Hace tres semanas exactamente, en este mismo espacio, hablamos de quienes llegarían a la Serie Mundial. El pronóstico fue acertado: Bravos de Atlanta y Astros de Houston. El análisis que expliqué aquel día fue basado en una breve observación estadística.
Simplemente llegaron los mejores en porcentaje de oportunidades al bat, entre otros factores. Ahora son los parejos en otros departamentos, jonrones, ‘hits’, y otros dificultan dar un pronóstico para llevarse el ‘clásico de otoño’. Yo diría que ganarán los Bravos de Atlanta; al menos son mis favoritos para llevarse la serie en cinco juegos.

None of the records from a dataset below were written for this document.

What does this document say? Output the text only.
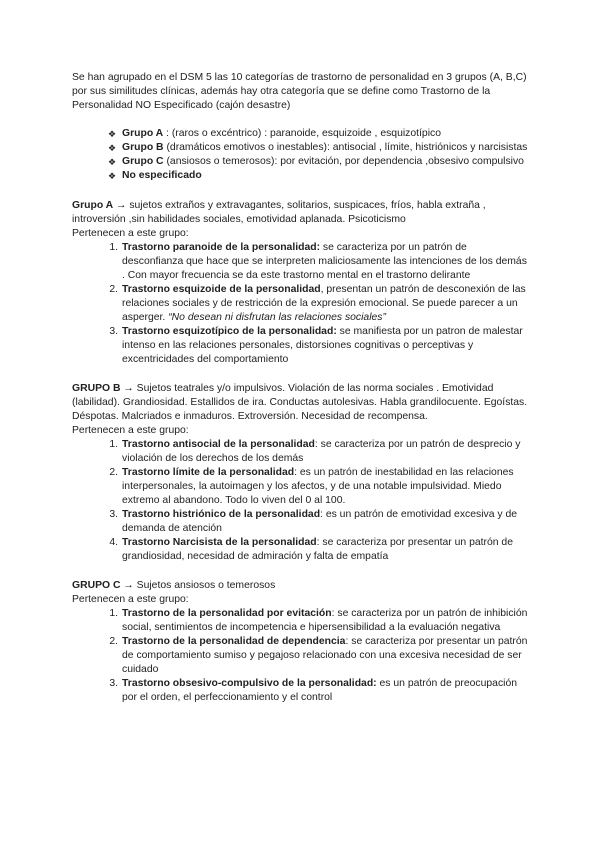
Se han agrupado en el DSM 5 las 10 categorías de trastorno de personalidad en 3 grupos (A, B,C) por sus similitudes clínicas, además hay otra categoría que se define como Trastorno de la Personalidad NO Especificado (cajón desastre)

❖ Grupo A : (raros o excéntrico) : paranoide, esquizoide , esquizotípico
❖ Grupo B (dramáticos emotivos o inestables): antisocial , límite, histriónicos y narcisistas
❖ Grupo C (ansiosos o temerosos): por evitación, por dependencia ,obsesivo compulsivo
❖ No especificado

Grupo A → sujetos extraños y extravagantes, solitarios, suspicaces, fríos, habla extraña , introversión ,sin habilidades sociales, emotividad aplanada. Psicoticismo

Pertenecen a este grupo:

1. Trastorno paranoide de la personalidad: se caracteriza por un patrón de desconfianza que hace que se interpreten maliciosamente las intenciones de los demás . Con mayor frecuencia se da este trastorno mental en el trastorno delirante
2. Trastorno esquizoide de la personalidad, presentan un patrón de desconexión de las relaciones sociales y de restricción de la expresión emocional. Se puede parecer a un asperger. “No desean ni disfrutan las relaciones sociales”
3. Trastorno esquizotípico de la personalidad: se manifiesta por un patron de malestar intenso en las relaciones personales, distorsiones cognitivas o perceptivas y excentricidades del comportamiento

GRUPO B → Sujetos teatrales y/o impulsivos. Violación de las norma sociales . Emotividad (labilidad). Grandiosidad. Estallidos de ira. Conductas autolesivas. Habla grandilocuente. Egoístas. Déspotas. Malcriados e inmaduros. Extroversión. Necesidad de recompensa.

Pertenecen a este grupo:

1. Trastorno antisocial de la personalidad: se caracteriza por un patrón de desprecio y violación de los derechos de los demás
2. Trastorno límite de la personalidad: es un patrón de inestabilidad en las relaciones interpersonales, la autoimagen y los afectos, y de una notable impulsividad. Miedo extremo al abandono. Todo lo viven del 0 al 100.
3. Trastorno histriónico de la personalidad: es un patrón de emotividad excesiva y de demanda de atención
4. Trastorno Narcisista de la personalidad: se caracteriza por presentar un patrón de grandiosidad, necesidad de admiración y falta de empatía

GRUPO C → Sujetos ansiosos o temerosos

Pertenecen a este grupo:

1. Trastorno de la personalidad por evitación: se caracteriza por un patrón de inhibición social, sentimientos de incompetencia e hipersensibilidad a la evaluación negativa
2. Trastorno de la personalidad de dependencia: se caracteriza por presentar un patrón de comportamiento sumiso y pegajoso relacionado con una excesiva necesidad de ser cuidado
3. Trastorno obsesivo-compulsivo de la personalidad: es un patrón de preocupación por el orden, el perfeccionamiento y el control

Ya que estamos hablando de pronósticos, el basquetbol profesional de nuestro país está llegando a su punto más alto, los ‘playoffs’. El equipo queretano de Libertadores de Querétaro está compitiendo por llegar a la final de la zona oeste y de ahí, por el campeonato de la Liga Nacional de Baloncesto Profesional (LNBP). Tampoco podría dar un pronóstico porque el corazón me ganaría; sin embargo, sí puedo decirle, amable lector, que la quinteta dirigida por el ‘coach’ de la selección nacional, Omar Quintero, tiene los elementos necesarios para llegar a la final de LNBP. Los números lo respaldan. Tan solo es la mejor ofensiva de la liga, tiene al líder anotador y MVP, Vander Blue. Es segundo mejor equipo visitante y local, respectivamente.
Los rivales y el nivel de la liga están fuertes. Soles de Mexicali (que juega en Tijuana), Astros de Jalisco, Abejas de León, Fuerza Regia de Monterrey y Dorados de Chihuahua han demostrado que sus jugadores son explosivos, dinámicos, certeros e inteligentes. Cuentan con entrenadores capaces para definir estrategias que marquen diferencia.
Como todo en el deporte, habrá que esperar a que se jueguen los partidos, porque cualquier cosa puede suceder. Juegan este sábado en el Auditorio José Ma. Arteaga, ahí en la avenida Universidad en pleno Centro Histórico. Me cuentan que habrá lleno en el 40 por ciento de foro permitido. Le deseamos éxito a nuestros Libertadores de Querétaro, en espera de que den un brinco protagónico en la liga; están muy cerca.